Published: Sun, September 17, 2017
World | By Paul Elliott

Palestine's Hamas ready for talks with Fatah, elections

Palestine's Hamas ready for talks with Fatah, elections

Hamas spokesman Fawzi Barhoum said the talks with Egypt will focus on alleviating the blockade and mending a longstanding rift with rival group Fatah, headed by Palestinian President Mahmoud Abbas.

"There will be no meetings or dialogues" until Hamas announces the dissolution of its governing body in the Gaza Strip and enables the Palestinian Authority government to assume responsibility in its place, Fatah Central Committee member Azzam al-Ahmad told official PA radio.

Hamas said it had dissolved a contentious administrative committee that runs Gaza, invited Abbas' government to return to Gaza and was ready to hold new elections.

Attempts to reconcile the two and form a power-sharing unity government in Gaza and the West Bank have repeatedly failed.

The takeover led to rival governments, with Hamas controlling Gaza and Abbas in charge of autonomous enclaves in the Israeli-occupied West Bank.
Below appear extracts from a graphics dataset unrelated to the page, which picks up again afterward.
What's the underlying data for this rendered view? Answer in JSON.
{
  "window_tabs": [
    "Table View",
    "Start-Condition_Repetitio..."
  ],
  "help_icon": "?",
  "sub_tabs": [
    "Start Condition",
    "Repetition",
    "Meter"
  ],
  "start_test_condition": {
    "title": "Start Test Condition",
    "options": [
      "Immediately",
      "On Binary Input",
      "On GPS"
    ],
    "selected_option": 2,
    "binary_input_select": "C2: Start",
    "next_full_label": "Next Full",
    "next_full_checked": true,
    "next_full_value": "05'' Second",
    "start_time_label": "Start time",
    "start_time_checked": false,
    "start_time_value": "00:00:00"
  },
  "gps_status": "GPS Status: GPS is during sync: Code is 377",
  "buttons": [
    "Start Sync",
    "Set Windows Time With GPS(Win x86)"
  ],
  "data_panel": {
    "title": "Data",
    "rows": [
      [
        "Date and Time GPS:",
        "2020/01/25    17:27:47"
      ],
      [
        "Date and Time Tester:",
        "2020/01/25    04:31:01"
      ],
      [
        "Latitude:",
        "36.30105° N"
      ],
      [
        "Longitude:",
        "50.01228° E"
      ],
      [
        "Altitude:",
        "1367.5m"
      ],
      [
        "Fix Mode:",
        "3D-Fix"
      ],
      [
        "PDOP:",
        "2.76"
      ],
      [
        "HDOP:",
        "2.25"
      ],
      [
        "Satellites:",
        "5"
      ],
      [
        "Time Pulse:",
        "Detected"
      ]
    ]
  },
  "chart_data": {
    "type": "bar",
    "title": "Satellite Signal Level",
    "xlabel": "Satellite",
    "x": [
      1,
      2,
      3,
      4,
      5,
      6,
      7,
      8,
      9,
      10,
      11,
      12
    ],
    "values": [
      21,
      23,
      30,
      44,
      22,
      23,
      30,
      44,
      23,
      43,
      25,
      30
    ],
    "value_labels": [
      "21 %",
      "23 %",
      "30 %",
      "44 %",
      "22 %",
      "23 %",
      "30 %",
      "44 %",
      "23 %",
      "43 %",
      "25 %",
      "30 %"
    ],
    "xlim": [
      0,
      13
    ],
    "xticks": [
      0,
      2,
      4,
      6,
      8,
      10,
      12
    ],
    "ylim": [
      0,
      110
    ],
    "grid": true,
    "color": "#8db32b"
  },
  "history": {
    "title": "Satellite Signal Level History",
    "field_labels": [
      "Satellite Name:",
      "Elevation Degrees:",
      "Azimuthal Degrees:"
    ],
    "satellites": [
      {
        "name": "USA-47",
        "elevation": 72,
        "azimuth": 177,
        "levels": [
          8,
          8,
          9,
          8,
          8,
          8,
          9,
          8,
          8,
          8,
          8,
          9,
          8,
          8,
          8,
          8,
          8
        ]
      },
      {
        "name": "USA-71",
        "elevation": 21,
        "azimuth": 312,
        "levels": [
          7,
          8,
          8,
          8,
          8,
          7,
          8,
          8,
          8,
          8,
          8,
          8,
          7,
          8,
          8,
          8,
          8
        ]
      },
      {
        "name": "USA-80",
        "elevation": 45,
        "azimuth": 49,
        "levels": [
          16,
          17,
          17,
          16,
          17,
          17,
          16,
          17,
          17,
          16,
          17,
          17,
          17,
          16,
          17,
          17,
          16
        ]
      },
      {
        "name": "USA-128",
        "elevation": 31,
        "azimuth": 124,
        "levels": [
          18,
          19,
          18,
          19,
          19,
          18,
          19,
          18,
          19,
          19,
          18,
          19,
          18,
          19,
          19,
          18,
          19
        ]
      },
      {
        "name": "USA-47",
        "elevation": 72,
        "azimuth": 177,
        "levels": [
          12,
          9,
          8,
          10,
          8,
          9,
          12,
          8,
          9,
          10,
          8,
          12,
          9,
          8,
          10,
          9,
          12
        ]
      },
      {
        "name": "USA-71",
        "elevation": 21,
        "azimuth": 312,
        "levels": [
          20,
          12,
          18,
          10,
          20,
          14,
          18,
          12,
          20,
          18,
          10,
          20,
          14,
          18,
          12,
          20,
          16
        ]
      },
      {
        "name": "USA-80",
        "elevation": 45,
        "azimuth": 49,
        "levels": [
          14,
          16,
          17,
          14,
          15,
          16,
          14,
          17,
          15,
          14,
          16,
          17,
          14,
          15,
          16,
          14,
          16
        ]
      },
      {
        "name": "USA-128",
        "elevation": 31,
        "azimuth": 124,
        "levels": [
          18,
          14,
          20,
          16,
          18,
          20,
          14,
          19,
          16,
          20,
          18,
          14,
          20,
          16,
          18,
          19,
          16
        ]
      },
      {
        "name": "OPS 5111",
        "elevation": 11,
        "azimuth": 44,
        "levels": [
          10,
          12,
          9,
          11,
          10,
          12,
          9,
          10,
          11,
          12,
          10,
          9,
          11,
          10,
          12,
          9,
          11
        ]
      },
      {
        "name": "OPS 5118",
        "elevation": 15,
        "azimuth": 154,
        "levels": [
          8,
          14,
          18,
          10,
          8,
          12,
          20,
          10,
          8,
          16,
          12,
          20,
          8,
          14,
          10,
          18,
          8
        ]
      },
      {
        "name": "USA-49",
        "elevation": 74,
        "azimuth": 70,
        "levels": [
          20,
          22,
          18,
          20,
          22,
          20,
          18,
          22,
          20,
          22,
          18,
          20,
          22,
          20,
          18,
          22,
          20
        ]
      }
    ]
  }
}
The two sides have made several attempts at reconciliation.

In a statement issued overnight, Hamas said it was "responding to the generous Egyptian efforts, which reflect the Egyptian desire to end the split and achieve reconciliation, and based on our desire to achieve national unity".

Egypt has also become more involved in Gaza in recent months as it tries to contain militant attacks centered in the Sinai peninsula, which borders the Palestinian territory and southern Israel.

The move also comes after a series of Palestinian Authority measures created to pressure Hamas, including reduction of electricity in Gaza and cutting of salaries.

Punishing measures included reducing electricity payments for the Gaza strip and cutting salaries for civil servants there.

But Egyptian reports said a Fatah delegation was in Egypt on Saturday to discuss a possible reconciliation.

Still, it's not clear whether Hamas will brush away a formidable obstacle to reconciliation by putting its security forces under Abbas's control. There also was no comment from Abbas' government.

Israel's increasing restrictions on exit permits for Gaza residents, an escalating sewage crisis that is contaminating the strip's beaches, and high levels of unemployment, are all contributing to a mounting sense of exhaustion in the strip.